Vito Mancuso, La forza di essere migliori, Garzanti, Milano 2019, pp. 11-12.
Quarta di copertina
«La qualità della nostra vita interiore, il valore di ciò che siamo dipendono da noi e illuminano il nostro destino.»
Viviamo secondo un modello di sviluppo che adora gli oggetti, non la lettura, la cultura, la partecipazione sociale e politica. Consumiamo, inquiniamo, ma così devastiamo noi stessi e il nostro pianeta. Essere migliori è diventato quindi un’urgenza, e il lavoro etico e spirituale una necessità non rimandabile. Ma come far nascere, in noi, il desiderio di praticare il bene? Dove trovare una motivazione che sappia liberarci dalle catene dell’effimero/della società, una forza motrice che dia impulso al nostro costante bisogno di guarigione e al nostro infinito desiderio di bellezza?
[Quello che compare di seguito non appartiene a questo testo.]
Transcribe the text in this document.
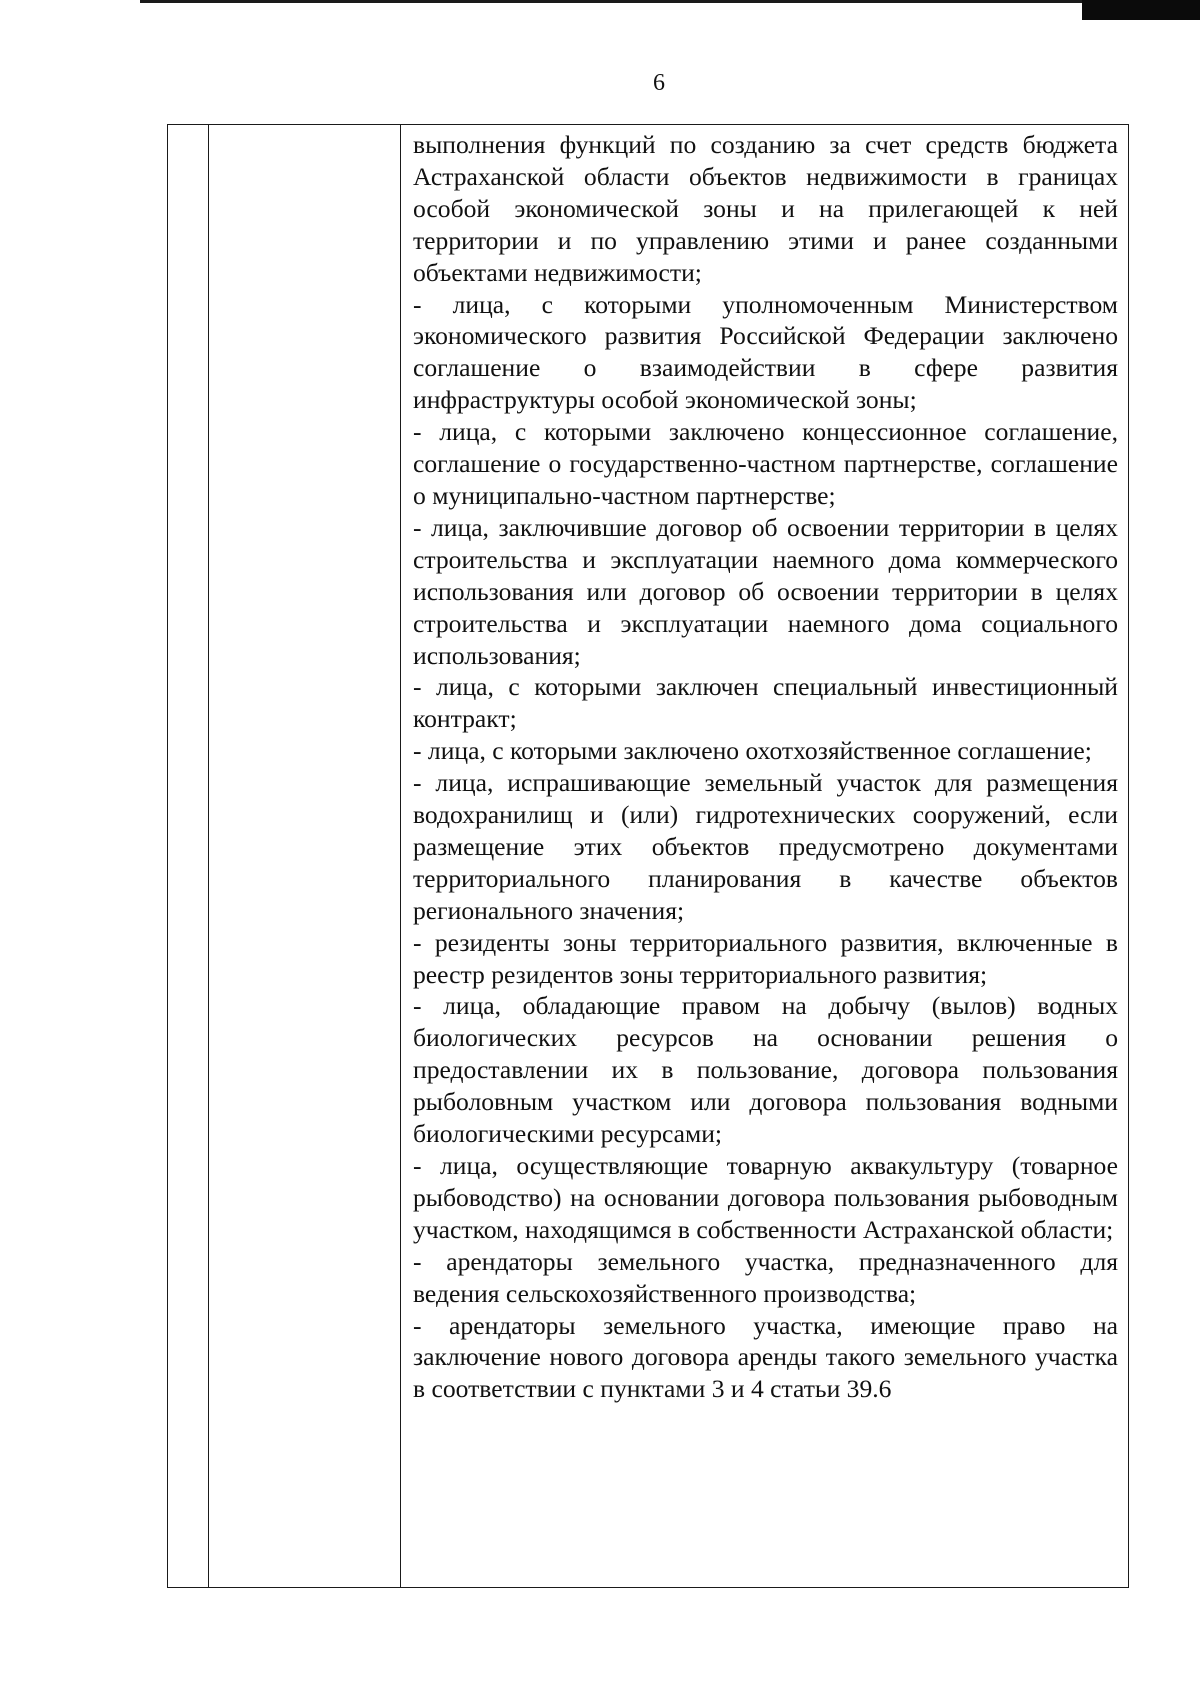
6

выполнения функций по созданию за счет средств бюджета Астраханской области объектов недвижимости в границах особой экономической зоны и на прилегающей к ней территории и по управлению этими и ранее созданными объектами недвижимости;

- лица, с которыми уполномоченным Министерством экономического развития Российской Федерации заключено соглашение о взаимодействии в сфере развития инфраструктуры особой экономической зоны;

- лица, с которыми заключено концессионное соглашение, соглашение о государственно-частном партнерстве, соглашение о муниципально-частном партнерстве;

- лица, заключившие договор об освоении территории в целях строительства и эксплуатации наемного дома коммерческого использования или договор об освоении территории в целях строительства и эксплуатации наемного дома социального использования;

- лица, с которыми заключен специальный инвестиционный контракт;

- лица, с которыми заключено охотхозяйственное соглашение;

- лица, испрашивающие земельный участок для размещения водохранилищ и (или) гидротехнических сооружений, если размещение этих объектов предусмотрено документами территориального планирования в качестве объектов регионального значения;

- резиденты зоны территориального развития, включенные в реестр резидентов зоны территориального развития;

- лица, обладающие правом на добычу (вылов) водных биологических ресурсов на основании решения о предоставлении их в пользование, договора пользования рыболовным участком или договора пользования водными биологическими ресурсами;

- лица, осуществляющие товарную аквакультуру (товарное рыбоводство) на основании договора пользования рыбоводным участком, находящимся в собственности Астраханской области;

- арендаторы земельного участка, предназначенного для ведения сельскохозяйственного производства;

- арендаторы земельного участка, имеющие право на заключение нового договора аренды такого земельного участка в соответствии с пунктами 3 и 4 статьи 39.6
Riscoprendo le nostre radici che affondano nella cultura classica e nella tradizione cristiana Vito Mancuso ci accompagna in viaggio lungo il sentiero delle quattro virtù cardinali, e offre una nuova prospettiva di senso per le nostre vite in balìa dei tumultuosi venti dell’esistenza. Perché solo colui che non cerca più di vincere e di prevalere, ma recupera il senso profondo dell’essere forte, saggio e temperante, può infine essere giusto, e fiorire in armonia con il mondo.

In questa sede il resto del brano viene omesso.